The task on the other hand is an interpretation of the simulation world and the information provided by / collected from it to reach a particular goal that is desired by the user. The same environment can be used to train multiple tasks and the tasks can be changed without changing an environment definition.
For example, an empty environment with a quadrotor can be used to train a position setpoint task, or a trajectory tracking task. An environment with a set of obstacles can be used to train a policy that can either navigate through the obstacles or perch on a specific asset in the environment. The task is the interpretation of the environment data for the RL algorithm to learn the desired behavior.
To relate it with a familiar environment from the OpenAI Gym suite of tasks, an "environment" in our case could refer to a CartPole world with its associated dynamics, however a "task" in our case would allow the same cartpole to be controlled to balance the pole upright, or to keep swinging the pole at a given angular rate or to have the endpoint of the pole at a given location in the environment.
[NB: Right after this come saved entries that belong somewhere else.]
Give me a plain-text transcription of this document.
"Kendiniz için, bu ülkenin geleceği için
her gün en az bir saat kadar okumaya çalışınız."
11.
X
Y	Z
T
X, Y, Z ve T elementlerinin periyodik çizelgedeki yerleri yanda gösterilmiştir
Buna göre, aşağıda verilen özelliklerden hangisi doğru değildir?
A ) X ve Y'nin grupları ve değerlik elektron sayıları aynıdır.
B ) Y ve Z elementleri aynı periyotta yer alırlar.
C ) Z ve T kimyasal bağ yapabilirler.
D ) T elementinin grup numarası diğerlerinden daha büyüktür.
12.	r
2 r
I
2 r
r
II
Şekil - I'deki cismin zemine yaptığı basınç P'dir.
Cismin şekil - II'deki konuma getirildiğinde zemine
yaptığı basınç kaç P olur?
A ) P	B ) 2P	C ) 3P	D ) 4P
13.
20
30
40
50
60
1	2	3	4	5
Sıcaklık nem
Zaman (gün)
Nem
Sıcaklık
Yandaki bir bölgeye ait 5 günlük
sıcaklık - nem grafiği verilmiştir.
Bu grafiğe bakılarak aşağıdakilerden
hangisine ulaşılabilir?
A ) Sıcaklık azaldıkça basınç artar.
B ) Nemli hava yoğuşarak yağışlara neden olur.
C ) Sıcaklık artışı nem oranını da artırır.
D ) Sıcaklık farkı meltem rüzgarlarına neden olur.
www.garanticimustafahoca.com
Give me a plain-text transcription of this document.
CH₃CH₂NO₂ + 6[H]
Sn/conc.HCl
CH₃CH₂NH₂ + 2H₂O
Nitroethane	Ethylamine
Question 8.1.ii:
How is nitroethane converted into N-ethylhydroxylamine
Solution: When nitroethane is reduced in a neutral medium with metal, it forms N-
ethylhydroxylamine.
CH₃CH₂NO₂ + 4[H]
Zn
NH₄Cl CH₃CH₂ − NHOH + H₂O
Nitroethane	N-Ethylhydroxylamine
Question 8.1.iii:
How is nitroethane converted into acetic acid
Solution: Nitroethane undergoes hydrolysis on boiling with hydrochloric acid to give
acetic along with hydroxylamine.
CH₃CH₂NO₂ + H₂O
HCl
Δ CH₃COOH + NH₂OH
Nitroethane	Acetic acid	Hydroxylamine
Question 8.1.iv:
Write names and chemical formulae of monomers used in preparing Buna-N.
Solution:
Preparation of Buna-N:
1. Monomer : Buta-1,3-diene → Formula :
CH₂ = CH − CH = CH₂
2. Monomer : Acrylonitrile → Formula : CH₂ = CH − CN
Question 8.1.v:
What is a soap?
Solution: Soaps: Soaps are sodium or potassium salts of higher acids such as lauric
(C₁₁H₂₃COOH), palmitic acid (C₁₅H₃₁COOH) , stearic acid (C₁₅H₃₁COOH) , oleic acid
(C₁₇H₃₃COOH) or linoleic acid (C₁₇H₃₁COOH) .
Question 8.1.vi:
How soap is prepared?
All of which require different formulation of rewards and observations for the RL algorithm to learn the desired behavior.
Robots¶
Robots can be specified and configured independently of the sensors and the environment using a robot registry. More about robots can be found on the page for Robots and Controllers
Controllers¶
Controllers can be specified and selected independently of the robot platform. Note however, that all combinations of controllers will not produce optimal results with all platforms. The controllers can be registered and selected from the controller registry. More about controllers can be found on the page for Robots and Controllers.
Sensors¶
Similar to the above, the sensors can be specified and selected independently. However since the sensors are mounted on the robot platform, we have made a choice to select the sensors for the robot in the robot config file, and not directly as a registry (it is possible to do so yourself with very minor changes to the code). More about the capabilities of the sensors can be found on the page for Sensors and Rendering.